The success of lithium-ion batteries in modern times is largely due to their favorable economics. The cost of batteries plummeted in this decade from US $1,000 US per kWh to nearly $100 per kWh. Forecasters predict that electric vehicles will reach cost parity with traditional combustion-engine cars by 2024. Combined with government regulations on greenhouse gas (GHG) emissions, it is inexorably transforming the automotive and transportation industries.

Beyond consumer devices and electric vehicles, electric utilities are exploring the use of large-scale lithium-ion batteries for their grids. Many are familiar with pairing batteries to residential solar panel installations for the purpose of going off-grid. The reality is that such an application is limited in appeal to affluent suburban or rural areas; dense urban geographies will remain dependent for the foreseeable future on electric utility companies.

Several utilities around the globe are piloting the use of lithium-ion batteries to offset a timing imbalance, dubbed the “duck curve,” between electric power demand and renewable energy production. Solar power peaks in the afternoon hours causing traditional fossil fuel power plants, namely gas-powered turbines, to throttle down their production. Yet these turbines need to ramp up rapidly again in the evening to make up for rising power demand after the sun sets. This steep decline in traditional power generation in the afternoon followed by a rapid ramp in the evening causes significant stress on the grid and worse greenhouse gas emissions. 

Enter lithium-ion batteries. They soak up the excess solar energy generated during daylight and then deliver it after the sun goes down. The result is a flatter power generation profile for traditional fossil fuel power plants with improved operating efficiencies, lower GHG emissions and better economics. 

The California Energy Commission approved in 2018 a mandate to install solar panels on all new single-family homes constructed after 2020. Guaranteeing a steady rise in future use of solar energy, batteries become a critical component in integrating renewable sources of energy with the traditional grid. 

Duck Curve: Timing imbalance between peak demand and renewable energy production in California. (Source: California Independent System Operator CAL ISO)

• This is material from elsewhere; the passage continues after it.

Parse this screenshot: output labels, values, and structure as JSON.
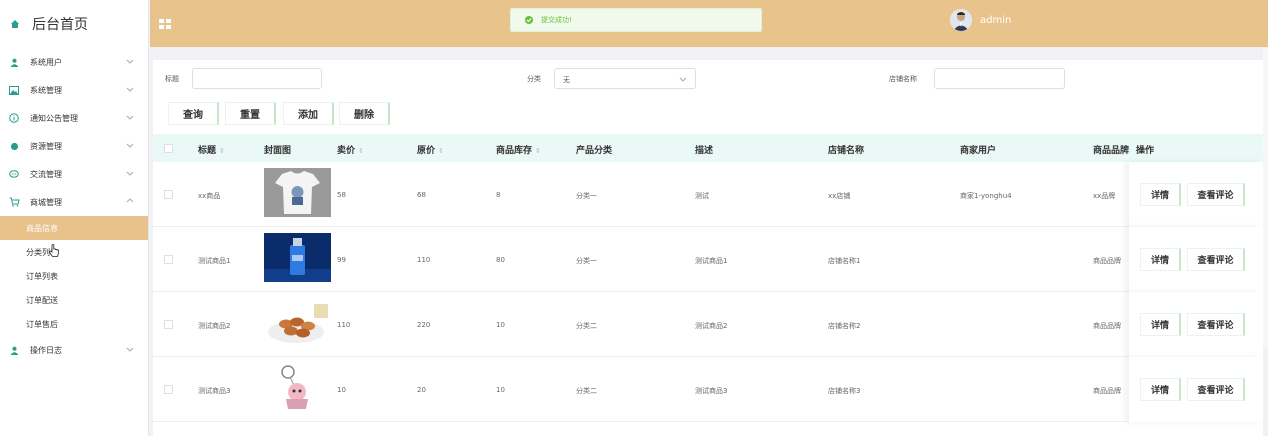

Traditional grids historically consisted of large power production plants in distant locations and extensive transmission grid lines to transport the power to large urban areas. Power plants adjusted their energy outputs to match the exact demand at that moment in time. Future grids will evolve to more distributed designs integrating renewable energy sources (e.g., solar, wind) in proximity to or within urban boundaries, with energy storage systems (to store energy when it is generated and releasing it when it is needed).

California leads the nation in energy storage with 4,200 MW of installed capacity — enough to power nearly 1 million households. California Senate Bill SB100 mandates that the state receives all its energy from carbon-neutral sources by 2045. Both the state legislature and the California Public Utilities Commission (CPUC) have imposed specific energy storage targets for investor-owned utilities operating across the state. 

Looking out to the next decade, energy storage and batteries will become central to global energy and transportation policies. It is no surprise that forecasters estimate the market for lithium-ion batteries to be in excess of $300 Billion by 2030.